Die beiden Freundinnen und ihr Giftmord

Erzählung von Alfred Döblin, 1924

I Autor und Werk

Die beiden Freundinnen und ihr Giftmord  ist eine Erzählung des deutschen Schriftstellers Alfred Döblin. Der Bericht erschien 1924 im Sammelband Außenseiter der Gesellschaft - Die Verbrechen der Gegenwart und beruht auf einem historischen Kriminalfall, der 1923 großes Aufsehen erregte. Der Autor setzt sich literarisch mit der Vorgeschichte des Giftmordes auseinander, beschreibt die Entwicklung der jungen und lebenslustigen Elli Link zur Giftmörderin, ihre Ehe mit einem gewalttätigen Mann, die Freundschaft zu Margarete Bende, aus der sich schließlich ein lesbisches Liebesverhältnis entwickelt und den Entschluss der beiden Freundinnen, ihre Ehemänner mit Gift zu beseitigen.

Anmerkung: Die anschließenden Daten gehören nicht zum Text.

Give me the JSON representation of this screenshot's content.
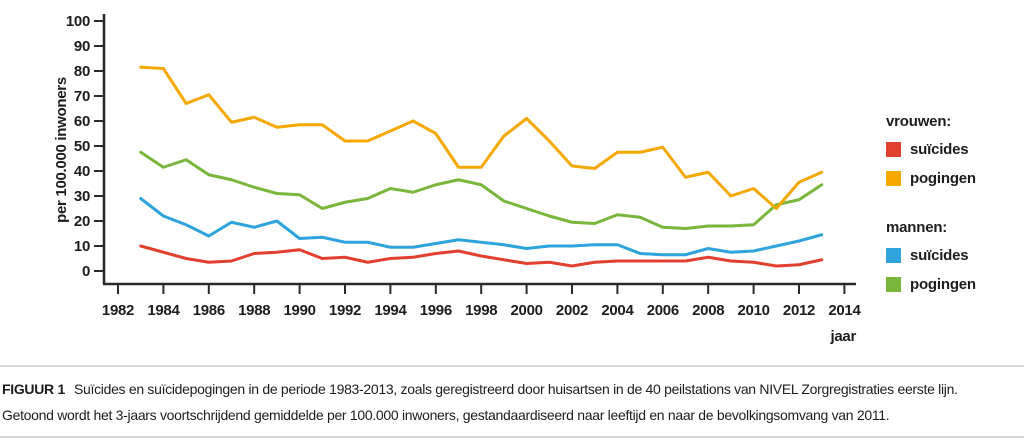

Bruno Alfred Döblin  (* 10. August 1878 in Stettin; † 26. Juni 1957 in Emmendingen) war ein deutscher Psychiater und Schriftsteller.Sein episches Werk umfasst mehrere Romane, Novellen und Erzählungen,sein weitaus am stärksten rezipierter Roman ist Berlin Alexanderplatz.

Zur Biografie siehe  Wikipedia,  Website der Internationalen Alfred Döblin - Gesellschaft IADG und  Website der Stftung Deutsches Historisches Museum.

 

II Entstehung, Handlung und historischer Hintergrund

übernommen aus  Wikipedia

Entstehung

Döblin verfügte über Abschriften der Anklageschrift, Gutachten der Sachverständigen und Briefe der Täterinnen. Daneben griff er auf Zeitungsberichte, die ausführlich über den Fall berichtet hatten, sowie Artikel aus Fachzeitschriften zurück.Die im Epilog gemachten Angaben, dass er mit Beteiligten und sogar einer der Frauen Kontakt aufnahm, lassen sich weder bestätigen noch wirklich verneinen. Er vermischt Faktionalität und Fiktionalität, indem er das ihm vorliegende Aktenmaterial mit fiktiven Szenen ergänzt. Den literarischen Figuren werden authentische Briefzitate und Handschriftenproben des Falls Klein/Nebbe  zugeschrieben, wobei fiktionales und non-fiktionales Material gleichberechtigt nebeneinander steht. Doch geht es ihm dabei weniger um die authentische Darstellung des realistischen Falles und eines Einzelschicksals, als vielmehr um die Betrachtung der Vorgeschichte und Entwicklung einer verbrecherischen Tat. Döblin  thematisiert aber nicht nur die Vor- und Entstehungsgeschichte des Verbrechens, sondern auch das Strafverfahren gegen die beiden Verbrecherinnen, den Verlauf der Hauptverhandlung vor dem Schwurgericht, die Gutachten der Psychologen und Sexualwissenschaftler und die Schwierigkeiten bei der Urteilsfindung. Dabei greift er auch auf die zeitgenössischen kriminologischen, psychiatrischen und juristischen Fachdiskurse zurück, die herangezogen wurden um weibliche Kriminalität zu erklären und auch das Klischee der typisch weiblichen Giftmörderin wesentlich beeinflussten.

Handlung

Die als hübsch und blond beschriebene Elli kommt als 19-Jährige von Braunschweig nach Berlin und verliebt sich dort in den älteren Tischler Link. Zwei Jahre später ist das Paar verheiratet. Kurz darauf entpuppt sich ihr Ehemann Karl als brutaler Schläger. Nachdem sie mehrmals von ihm misshandelt wurde, geht sie zu ihren Eltern nach Braunschweig. Erst nach einem zweiwöchigen Aufenthalt kehrt sie zu Link zurück, doch diese Rückkehr erweist sich als grober Fehler, denn die Streitigkeiten haben nicht nachgelassen. Karl und Elli ziehen in eine neue Wohnung. Im Jagdheim treffen sie auf den Eisenbahnschaffner Bende und dessen Gattin Margarete, genannt Gretchen. Aus der anfänglichen Unterstützung für Elli entwickelt sich im Laufe der Geschichte eine Beziehung, die schließlich im gegenseitigen Versprechen, ihre Ehemänner mit Arsen zu vergiften, endet.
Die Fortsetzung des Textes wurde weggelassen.